Arcudi and Harren only allow us to view the sublime through the lens of the mundane. This shows us just how frightening being in the presence of the divine can be, but also what it's like when you yank otherworldly creatures directly from their high fantasy environs and pull them down into the weeds with the rest of us. The juxtaposition of the two is both chilling, as you see when characters are left speechless with fear in the face of unending horrors, and funny, when you realize that these creatures aren't going to have any of the usual majesty you might expect from a fantasy tale.
This version of Earth is populated by humans like our focal character Bobby. Bobby is a bartender who has no idea how to get out of his own way and ask a woman out on a date, but plenty of ideas on why the man she's currently dating is wrong for her. While he's easy to mock, Bobby is very human, too. We know what unrequited love—or maybe just an idle crush—is like, and we know how it feels to want to measure up to someone else.

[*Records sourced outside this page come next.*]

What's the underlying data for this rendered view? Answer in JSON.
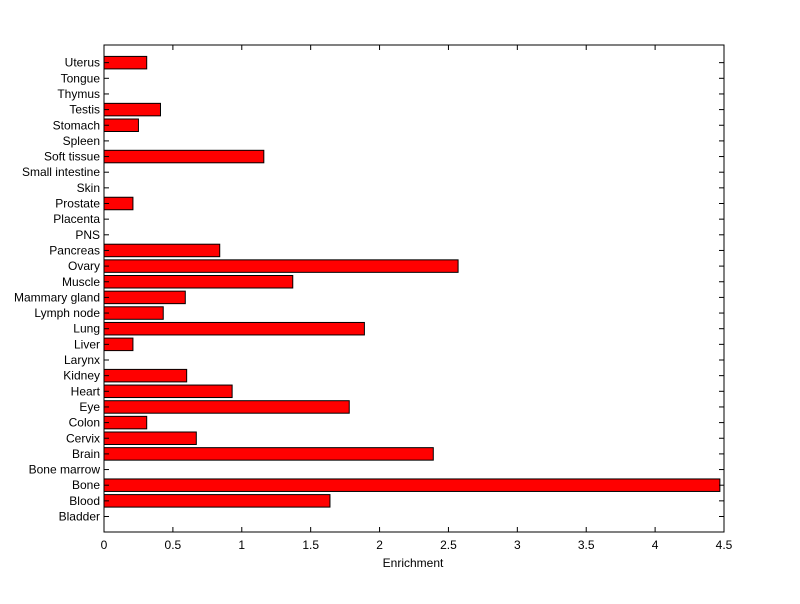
{
  "chart_data": {
    "type": "bar",
    "orientation": "horizontal",
    "categories": [
      "Bladder",
      "Blood",
      "Bone",
      "Bone marrow",
      "Brain",
      "Cervix",
      "Colon",
      "Eye",
      "Heart",
      "Kidney",
      "Larynx",
      "Liver",
      "Lung",
      "Lymph node",
      "Mammary gland",
      "Muscle",
      "Ovary",
      "Pancreas",
      "PNS",
      "Placenta",
      "Prostate",
      "Skin",
      "Small intestine",
      "Soft tissue",
      "Spleen",
      "Stomach",
      "Testis",
      "Thymus",
      "Tongue",
      "Uterus"
    ],
    "values": [
      0,
      1.64,
      4.47,
      0,
      2.39,
      0.67,
      0.31,
      1.78,
      0.93,
      0.6,
      0,
      0.21,
      1.89,
      0.43,
      0.59,
      1.37,
      2.57,
      0.84,
      0,
      0,
      0.21,
      0,
      0,
      1.16,
      0,
      0.25,
      0.41,
      0,
      0,
      0.31
    ],
    "xlabel": "Enrichment",
    "ylabel": "",
    "title": "",
    "xlim": [
      0,
      4.5
    ],
    "xticks": [
      0,
      0.5,
      1,
      1.5,
      2,
      2.5,
      3,
      3.5,
      4,
      4.5
    ],
    "xtick_labels": [
      "0",
      "0.5",
      "1",
      "1.5",
      "2",
      "2.5",
      "3",
      "3.5",
      "4",
      "4.5"
    ],
    "grid": false,
    "colors": {
      "bar": "#ff0000",
      "bar_edge": "#000000",
      "axes": "#000000",
      "background": "#ffffff"
    }
  }
}
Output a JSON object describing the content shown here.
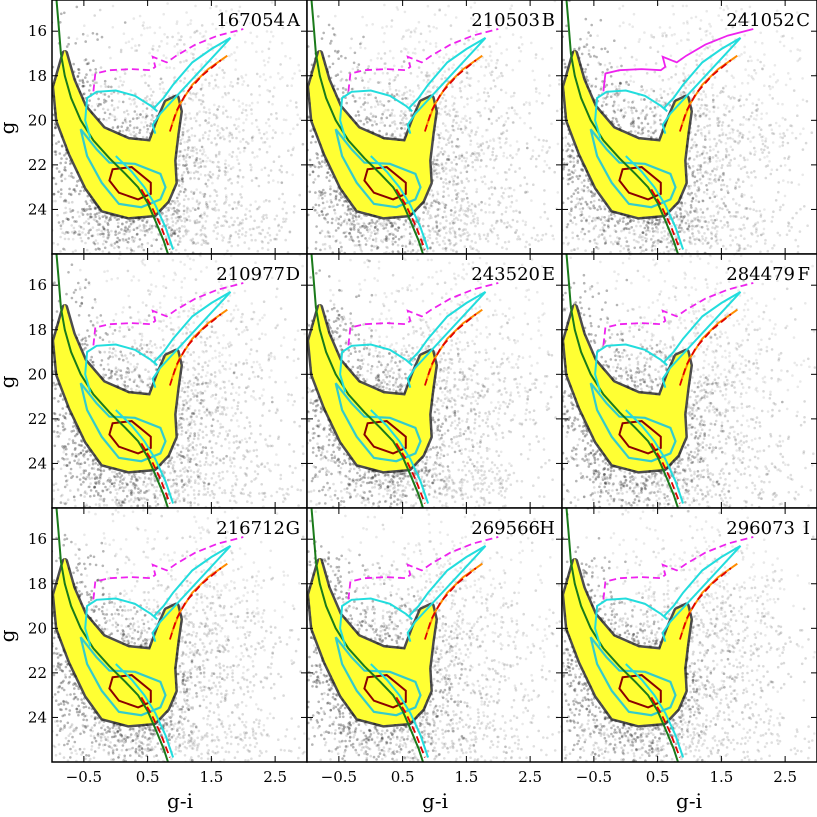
{
  "figure": {
    "xlabel": "g-i",
    "ylabel": "g",
    "colors": {
      "density_background": "#2b2b2b",
      "region_fill": "#ffff33",
      "contour_outer": "#33cccc",
      "contour_inner": "#8b0000",
      "isochrone_green": "#1a7a1a",
      "isochrone_cyan": "#22dddd",
      "isochrone_orange": "#ff8c00",
      "isochrone_red": "#e00000",
      "isochrone_magenta": "#ee22ee"
    }
  },
  "chart_data": [
    {
      "type": "scatter",
      "id": "167054",
      "letter": "A",
      "xlabel": "",
      "ylabel": "g",
      "xlim": [
        -1.0,
        3.0
      ],
      "ylim": [
        26.0,
        14.6
      ],
      "xticks": [
        -0.5,
        0.5,
        1.5,
        2.5
      ],
      "yticks": [
        16,
        18,
        20,
        22,
        24
      ],
      "magenta_style": "dashed"
    },
    {
      "type": "scatter",
      "id": "210503",
      "letter": "B",
      "xlabel": "",
      "ylabel": "",
      "xlim": [
        -1.0,
        3.0
      ],
      "ylim": [
        26.0,
        14.6
      ],
      "xticks": [
        -0.5,
        0.5,
        1.5,
        2.5
      ],
      "yticks": [
        16,
        18,
        20,
        22,
        24
      ],
      "magenta_style": "dashed"
    },
    {
      "type": "scatter",
      "id": "241052",
      "letter": "C",
      "xlabel": "",
      "ylabel": "",
      "xlim": [
        -1.0,
        3.0
      ],
      "ylim": [
        26.0,
        14.6
      ],
      "xticks": [
        -0.5,
        0.5,
        1.5,
        2.5
      ],
      "yticks": [
        16,
        18,
        20,
        22,
        24
      ],
      "magenta_style": "solid"
    },
    {
      "type": "scatter",
      "id": "210977",
      "letter": "D",
      "xlabel": "",
      "ylabel": "g",
      "xlim": [
        -1.0,
        3.0
      ],
      "ylim": [
        26.0,
        14.6
      ],
      "xticks": [
        -0.5,
        0.5,
        1.5,
        2.5
      ],
      "yticks": [
        16,
        18,
        20,
        22,
        24
      ],
      "magenta_style": "dashed"
    },
    {
      "type": "scatter",
      "id": "243520",
      "letter": "E",
      "xlabel": "",
      "ylabel": "",
      "xlim": [
        -1.0,
        3.0
      ],
      "ylim": [
        26.0,
        14.6
      ],
      "xticks": [
        -0.5,
        0.5,
        1.5,
        2.5
      ],
      "yticks": [
        16,
        18,
        20,
        22,
        24
      ],
      "magenta_style": "dashed"
    },
    {
      "type": "scatter",
      "id": "284479",
      "letter": "F",
      "xlabel": "",
      "ylabel": "",
      "xlim": [
        -1.0,
        3.0
      ],
      "ylim": [
        26.0,
        14.6
      ],
      "xticks": [
        -0.5,
        0.5,
        1.5,
        2.5
      ],
      "yticks": [
        16,
        18,
        20,
        22,
        24
      ],
      "magenta_style": "dashed"
    },
    {
      "type": "scatter",
      "id": "216712",
      "letter": "G",
      "xlabel": "g-i",
      "ylabel": "g",
      "xlim": [
        -1.0,
        3.0
      ],
      "ylim": [
        26.0,
        14.6
      ],
      "xticks": [
        -0.5,
        0.5,
        1.5,
        2.5
      ],
      "yticks": [
        16,
        18,
        20,
        22,
        24
      ],
      "magenta_style": "dashed"
    },
    {
      "type": "scatter",
      "id": "269566",
      "letter": "H",
      "xlabel": "g-i",
      "ylabel": "",
      "xlim": [
        -1.0,
        3.0
      ],
      "ylim": [
        26.0,
        14.6
      ],
      "xticks": [
        -0.5,
        0.5,
        1.5,
        2.5
      ],
      "yticks": [
        16,
        18,
        20,
        22,
        24
      ],
      "magenta_style": "dashed"
    },
    {
      "type": "scatter",
      "id": "296073",
      "letter": "I",
      "xlabel": "g-i",
      "ylabel": "",
      "xlim": [
        -1.0,
        3.0
      ],
      "ylim": [
        26.0,
        14.6
      ],
      "xticks": [
        -0.5,
        0.5,
        1.5,
        2.5
      ],
      "yticks": [
        16,
        18,
        20,
        22,
        24
      ],
      "magenta_style": "dashed"
    }
  ],
  "curves": {
    "green_isochrone": [
      [
        -0.93,
        14.6
      ],
      [
        -0.9,
        15.6
      ],
      [
        -0.86,
        17.0
      ],
      [
        -0.8,
        18.0
      ],
      [
        -0.7,
        19.0
      ],
      [
        -0.55,
        20.0
      ],
      [
        -0.35,
        20.9
      ],
      [
        -0.1,
        21.7
      ],
      [
        0.15,
        22.4
      ],
      [
        0.35,
        23.0
      ],
      [
        0.5,
        23.7
      ],
      [
        0.62,
        24.5
      ],
      [
        0.75,
        25.4
      ],
      [
        0.82,
        26.0
      ]
    ],
    "cyan_isochrone": [
      [
        -0.4,
        20.8
      ],
      [
        -0.48,
        20.0
      ],
      [
        -0.45,
        19.0
      ],
      [
        -0.3,
        18.72
      ],
      [
        0.0,
        18.66
      ],
      [
        0.3,
        18.9
      ],
      [
        0.55,
        19.35
      ],
      [
        0.65,
        19.6
      ],
      [
        0.6,
        19.45
      ],
      [
        0.75,
        19.0
      ],
      [
        0.9,
        18.4
      ],
      [
        1.2,
        17.4
      ],
      [
        1.5,
        16.8
      ],
      [
        1.8,
        16.3
      ],
      [
        0.7,
        19.7
      ],
      [
        0.58,
        20.2
      ],
      [
        0.62,
        20.6
      ]
    ],
    "cyan_tail": [
      [
        0.0,
        21.6
      ],
      [
        0.25,
        22.3
      ],
      [
        0.45,
        23.0
      ],
      [
        0.62,
        23.8
      ],
      [
        0.78,
        24.8
      ],
      [
        0.9,
        25.8
      ]
    ],
    "red_dashed": [
      [
        0.85,
        20.5
      ],
      [
        0.95,
        19.6
      ],
      [
        1.1,
        18.8
      ],
      [
        1.35,
        18.0
      ],
      [
        1.65,
        17.3
      ]
    ],
    "red_tail": [
      [
        0.4,
        23.1
      ],
      [
        0.55,
        23.8
      ],
      [
        0.7,
        24.7
      ],
      [
        0.85,
        25.8
      ]
    ],
    "orange_isochrone": [
      [
        0.88,
        20.2
      ],
      [
        1.0,
        19.3
      ],
      [
        1.2,
        18.4
      ],
      [
        1.45,
        17.7
      ],
      [
        1.75,
        17.1
      ]
    ],
    "magenta_isochrone": [
      [
        -0.35,
        18.7
      ],
      [
        -0.32,
        17.9
      ],
      [
        -0.1,
        17.75
      ],
      [
        0.25,
        17.7
      ],
      [
        0.55,
        17.75
      ],
      [
        0.62,
        17.6
      ],
      [
        0.58,
        17.15
      ],
      [
        0.8,
        17.4
      ],
      [
        0.95,
        17.1
      ],
      [
        1.25,
        16.6
      ],
      [
        1.6,
        16.2
      ],
      [
        2.0,
        15.9
      ]
    ]
  },
  "contours": {
    "yellow_region": [
      [
        -0.8,
        17.0
      ],
      [
        -0.68,
        18.2
      ],
      [
        -0.5,
        19.4
      ],
      [
        -0.2,
        20.4
      ],
      [
        0.2,
        20.9
      ],
      [
        0.55,
        21.0
      ],
      [
        0.68,
        20.0
      ],
      [
        0.8,
        19.2
      ],
      [
        0.95,
        19.0
      ],
      [
        1.0,
        19.6
      ],
      [
        0.95,
        20.6
      ],
      [
        0.9,
        21.8
      ],
      [
        0.92,
        22.8
      ],
      [
        0.8,
        23.6
      ],
      [
        0.6,
        24.2
      ],
      [
        0.2,
        24.3
      ],
      [
        -0.2,
        24.0
      ],
      [
        -0.45,
        23.0
      ],
      [
        -0.7,
        21.5
      ],
      [
        -0.9,
        20.0
      ],
      [
        -0.95,
        18.5
      ]
    ],
    "cyan_contour": [
      [
        -0.55,
        20.4
      ],
      [
        -0.3,
        21.3
      ],
      [
        -0.1,
        21.9
      ],
      [
        0.3,
        21.95
      ],
      [
        0.7,
        22.4
      ],
      [
        0.78,
        23.0
      ],
      [
        0.7,
        23.55
      ],
      [
        0.4,
        23.9
      ],
      [
        0.05,
        23.75
      ],
      [
        -0.22,
        22.8
      ],
      [
        -0.45,
        21.6
      ]
    ],
    "red_contour": [
      [
        -0.05,
        22.2
      ],
      [
        0.25,
        22.1
      ],
      [
        0.55,
        22.8
      ],
      [
        0.55,
        23.3
      ],
      [
        0.35,
        23.55
      ],
      [
        0.05,
        23.25
      ],
      [
        -0.1,
        22.7
      ]
    ]
  }
}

That's human drama, and Arcudi and Harren lean on it for juice. Bobby isn't written or drawn like a troll of a man or someone you'd want to avoid when you spot him coming down the street. He looks like a regular dude. Harren draws him with big ears, a dopey smile, and an even dopier angry face. So while you scoff at first glance, you recognize Bobby. You know people like him or you might have a little Bobby in you yourself.
And then: the sublime, fallen to Earth and subject to the mundane. A warrior god invades Bobby's bar and attacks a patron with a giant sword. Bobby, desperate, grabs a baseball bat and knocks the warrior god's head clean off. It's possibly the most mundane way to take down a supernatural creature. Swords, knives, staves, and even fists can have mythological qualities in the right situation, but a baseball bat? It doesn't get more human than that.
RUMBLE is full of the mundane pulling the sublime right out of its rightful majesty and down into the muck with us normal folk. Demons perch on payphones when they menace their prey. Monsters lurk within our pets, turning the cute into the monstrously cute. Otherworldly warriors smoke and drink in bars, long past their prime but still eager to savor life down in the dumps. Secret, ancient scripts hide not magical prophecies but...well. I'll let you discover it. It's too good to spoil.
If you're looking for a comic that's gritty, but not grim, and fantastic, but not steeped in the usual genre tropes, RUMBLE is the one. It drags gods to Earth and forces them to live like us, and it puts humans directly in their path, just to see what'll happen.